Five questions for transgender chaplain Cameron Partridge

Lauren Markoe | Jul 19, 2013


The Rev. Cameron Partridge, religion scholar at Harvard Divinity School and Episcopal chaplain of Boston University. Photo by Kalman Zabarsky/courtesy Boston University Photography

(RNS) She graduated from all-female Bryn Mawr College in 1995, where she came out as gay and also as a woman called to the priesthood. After college, she graduated from Harvard Divinity School, married her girlfriend, became an Episcopal priest, changed her name — and changed her gender.

Today the Rev. Cameron Partridge, a religion scholar at Harvard Divinity School and Episcopal chaplain at Boston University, is living outside Boston with his wife and two young children in what looks, to those who don’t know them, like a typical heterosexual marriage.

We talk to Partridge about his transgender and spiritual journeys, his discomfort with simplistic views of male and female, and feeling at home in Anglicanism. Some answers have been edited for length and clarity.

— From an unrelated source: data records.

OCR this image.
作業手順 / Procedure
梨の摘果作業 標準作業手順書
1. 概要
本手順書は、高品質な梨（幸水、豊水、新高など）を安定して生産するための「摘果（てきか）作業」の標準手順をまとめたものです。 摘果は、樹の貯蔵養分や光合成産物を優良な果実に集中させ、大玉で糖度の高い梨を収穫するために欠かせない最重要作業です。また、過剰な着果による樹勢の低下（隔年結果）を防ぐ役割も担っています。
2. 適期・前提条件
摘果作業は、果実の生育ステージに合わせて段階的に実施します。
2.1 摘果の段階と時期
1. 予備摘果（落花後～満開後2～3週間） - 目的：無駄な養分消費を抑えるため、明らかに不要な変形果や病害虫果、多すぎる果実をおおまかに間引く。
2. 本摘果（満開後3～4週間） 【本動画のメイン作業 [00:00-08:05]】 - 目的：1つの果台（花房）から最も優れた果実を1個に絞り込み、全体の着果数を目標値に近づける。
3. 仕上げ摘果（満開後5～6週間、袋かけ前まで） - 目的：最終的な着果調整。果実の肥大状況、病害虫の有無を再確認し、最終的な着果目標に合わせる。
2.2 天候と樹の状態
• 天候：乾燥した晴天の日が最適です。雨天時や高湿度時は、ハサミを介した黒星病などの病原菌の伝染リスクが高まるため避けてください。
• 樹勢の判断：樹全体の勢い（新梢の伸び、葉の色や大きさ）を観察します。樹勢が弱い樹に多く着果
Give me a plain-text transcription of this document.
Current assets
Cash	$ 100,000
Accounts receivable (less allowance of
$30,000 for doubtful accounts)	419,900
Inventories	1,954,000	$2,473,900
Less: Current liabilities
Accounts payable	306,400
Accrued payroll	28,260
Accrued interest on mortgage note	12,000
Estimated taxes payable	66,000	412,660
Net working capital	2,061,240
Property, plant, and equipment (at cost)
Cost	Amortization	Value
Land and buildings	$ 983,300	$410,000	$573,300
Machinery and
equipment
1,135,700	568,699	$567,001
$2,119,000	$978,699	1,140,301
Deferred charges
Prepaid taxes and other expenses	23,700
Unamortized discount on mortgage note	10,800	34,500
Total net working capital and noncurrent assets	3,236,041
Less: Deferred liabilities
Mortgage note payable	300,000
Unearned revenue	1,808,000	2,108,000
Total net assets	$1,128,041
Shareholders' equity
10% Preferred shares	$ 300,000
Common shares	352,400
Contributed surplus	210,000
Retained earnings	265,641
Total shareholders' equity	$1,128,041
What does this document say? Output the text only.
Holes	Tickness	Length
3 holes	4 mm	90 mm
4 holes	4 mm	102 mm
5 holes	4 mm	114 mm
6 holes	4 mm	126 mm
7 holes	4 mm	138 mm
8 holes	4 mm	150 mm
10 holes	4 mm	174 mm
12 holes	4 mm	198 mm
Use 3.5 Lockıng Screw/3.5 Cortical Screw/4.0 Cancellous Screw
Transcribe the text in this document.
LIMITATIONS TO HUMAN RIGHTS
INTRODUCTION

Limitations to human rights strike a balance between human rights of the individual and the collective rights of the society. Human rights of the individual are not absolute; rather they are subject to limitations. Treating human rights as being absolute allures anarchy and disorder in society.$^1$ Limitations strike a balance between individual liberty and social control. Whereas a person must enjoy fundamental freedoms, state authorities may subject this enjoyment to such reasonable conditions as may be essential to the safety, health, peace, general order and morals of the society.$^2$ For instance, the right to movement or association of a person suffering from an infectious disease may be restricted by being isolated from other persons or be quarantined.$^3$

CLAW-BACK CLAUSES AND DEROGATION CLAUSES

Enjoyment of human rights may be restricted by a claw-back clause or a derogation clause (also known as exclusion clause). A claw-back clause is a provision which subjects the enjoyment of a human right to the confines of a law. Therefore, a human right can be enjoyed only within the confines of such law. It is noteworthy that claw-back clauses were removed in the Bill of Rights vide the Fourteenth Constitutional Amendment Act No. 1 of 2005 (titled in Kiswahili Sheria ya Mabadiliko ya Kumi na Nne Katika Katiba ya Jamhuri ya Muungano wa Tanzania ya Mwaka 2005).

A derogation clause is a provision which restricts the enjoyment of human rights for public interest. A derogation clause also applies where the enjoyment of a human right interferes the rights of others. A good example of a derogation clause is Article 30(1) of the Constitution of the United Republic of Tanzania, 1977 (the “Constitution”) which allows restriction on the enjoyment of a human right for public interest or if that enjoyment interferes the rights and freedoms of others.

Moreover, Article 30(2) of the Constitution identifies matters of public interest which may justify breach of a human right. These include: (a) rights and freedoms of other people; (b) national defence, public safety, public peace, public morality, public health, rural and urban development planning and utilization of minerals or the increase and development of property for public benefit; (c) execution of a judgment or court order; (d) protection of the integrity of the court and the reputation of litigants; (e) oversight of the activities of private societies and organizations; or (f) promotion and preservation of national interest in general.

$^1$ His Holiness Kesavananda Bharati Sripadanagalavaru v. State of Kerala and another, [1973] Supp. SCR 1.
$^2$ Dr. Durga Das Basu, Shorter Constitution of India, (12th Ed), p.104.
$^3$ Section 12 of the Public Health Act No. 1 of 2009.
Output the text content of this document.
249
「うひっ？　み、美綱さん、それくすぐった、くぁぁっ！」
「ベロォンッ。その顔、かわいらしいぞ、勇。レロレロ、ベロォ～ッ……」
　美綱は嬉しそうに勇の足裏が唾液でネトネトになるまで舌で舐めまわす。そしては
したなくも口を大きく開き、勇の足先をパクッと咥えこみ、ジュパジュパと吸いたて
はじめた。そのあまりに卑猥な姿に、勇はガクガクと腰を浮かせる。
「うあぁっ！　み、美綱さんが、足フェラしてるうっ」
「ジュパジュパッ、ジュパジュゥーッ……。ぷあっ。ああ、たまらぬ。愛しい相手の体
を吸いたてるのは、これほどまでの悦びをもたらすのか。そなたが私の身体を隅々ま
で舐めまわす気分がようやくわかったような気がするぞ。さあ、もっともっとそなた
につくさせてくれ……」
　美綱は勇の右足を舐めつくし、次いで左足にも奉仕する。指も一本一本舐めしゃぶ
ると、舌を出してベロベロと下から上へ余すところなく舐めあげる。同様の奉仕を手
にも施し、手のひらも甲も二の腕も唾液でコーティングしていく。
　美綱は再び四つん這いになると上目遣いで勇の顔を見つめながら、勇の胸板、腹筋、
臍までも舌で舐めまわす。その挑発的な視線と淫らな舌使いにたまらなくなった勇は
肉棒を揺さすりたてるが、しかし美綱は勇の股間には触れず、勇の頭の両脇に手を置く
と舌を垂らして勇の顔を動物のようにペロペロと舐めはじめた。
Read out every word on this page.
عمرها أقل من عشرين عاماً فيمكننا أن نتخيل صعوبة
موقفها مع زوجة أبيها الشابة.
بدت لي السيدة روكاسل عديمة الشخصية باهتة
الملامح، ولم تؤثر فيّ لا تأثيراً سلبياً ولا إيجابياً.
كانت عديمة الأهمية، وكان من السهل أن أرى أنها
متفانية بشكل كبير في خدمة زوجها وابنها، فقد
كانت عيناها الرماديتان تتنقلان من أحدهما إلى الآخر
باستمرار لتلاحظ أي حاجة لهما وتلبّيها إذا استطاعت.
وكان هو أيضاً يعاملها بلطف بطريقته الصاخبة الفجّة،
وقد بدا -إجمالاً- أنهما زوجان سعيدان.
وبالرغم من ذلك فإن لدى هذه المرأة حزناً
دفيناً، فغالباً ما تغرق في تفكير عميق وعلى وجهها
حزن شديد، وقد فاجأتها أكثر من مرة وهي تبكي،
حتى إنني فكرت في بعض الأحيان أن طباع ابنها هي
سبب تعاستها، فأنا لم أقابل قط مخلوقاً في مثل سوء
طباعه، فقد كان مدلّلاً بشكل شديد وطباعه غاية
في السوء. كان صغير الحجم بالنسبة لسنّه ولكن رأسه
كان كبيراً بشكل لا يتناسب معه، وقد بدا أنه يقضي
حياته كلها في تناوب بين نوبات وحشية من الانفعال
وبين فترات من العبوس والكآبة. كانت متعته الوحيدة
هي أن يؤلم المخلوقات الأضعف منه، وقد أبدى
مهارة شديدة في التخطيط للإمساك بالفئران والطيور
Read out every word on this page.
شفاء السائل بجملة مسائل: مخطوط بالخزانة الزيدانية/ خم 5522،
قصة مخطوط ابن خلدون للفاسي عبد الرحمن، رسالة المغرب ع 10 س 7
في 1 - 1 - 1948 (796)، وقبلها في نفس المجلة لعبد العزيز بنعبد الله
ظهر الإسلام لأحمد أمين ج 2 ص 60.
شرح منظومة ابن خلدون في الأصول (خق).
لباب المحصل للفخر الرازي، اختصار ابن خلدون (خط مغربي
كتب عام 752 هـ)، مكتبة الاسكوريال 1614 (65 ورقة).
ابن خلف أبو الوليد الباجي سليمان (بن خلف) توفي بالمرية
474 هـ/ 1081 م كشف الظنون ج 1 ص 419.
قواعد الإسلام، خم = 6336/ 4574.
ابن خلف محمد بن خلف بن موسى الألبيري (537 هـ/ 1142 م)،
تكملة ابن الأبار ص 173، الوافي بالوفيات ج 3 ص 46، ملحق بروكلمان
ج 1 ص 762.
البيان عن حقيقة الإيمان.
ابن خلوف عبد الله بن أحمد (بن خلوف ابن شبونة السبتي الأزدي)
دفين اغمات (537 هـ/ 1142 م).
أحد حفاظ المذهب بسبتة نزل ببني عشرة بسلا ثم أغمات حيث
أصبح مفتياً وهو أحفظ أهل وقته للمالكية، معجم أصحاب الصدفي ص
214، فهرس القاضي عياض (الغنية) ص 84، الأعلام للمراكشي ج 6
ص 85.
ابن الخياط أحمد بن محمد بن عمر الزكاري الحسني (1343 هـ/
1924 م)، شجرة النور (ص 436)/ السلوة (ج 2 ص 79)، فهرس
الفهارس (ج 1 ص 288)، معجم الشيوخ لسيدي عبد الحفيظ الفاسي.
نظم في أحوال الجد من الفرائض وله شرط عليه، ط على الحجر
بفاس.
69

Q: Can you tell the story of how, transitioning from a woman to a man, you came to choose the name “Cameron” for yourself?

A: In a way, the name chose me. I was at a point in my life when my previous name (which I prefer not to publicly disclose) felt like it no longer fit. I wanted a name that conveyed some sense of gender complexity, since I consider gender in general and my own in particular to be less than straightforward.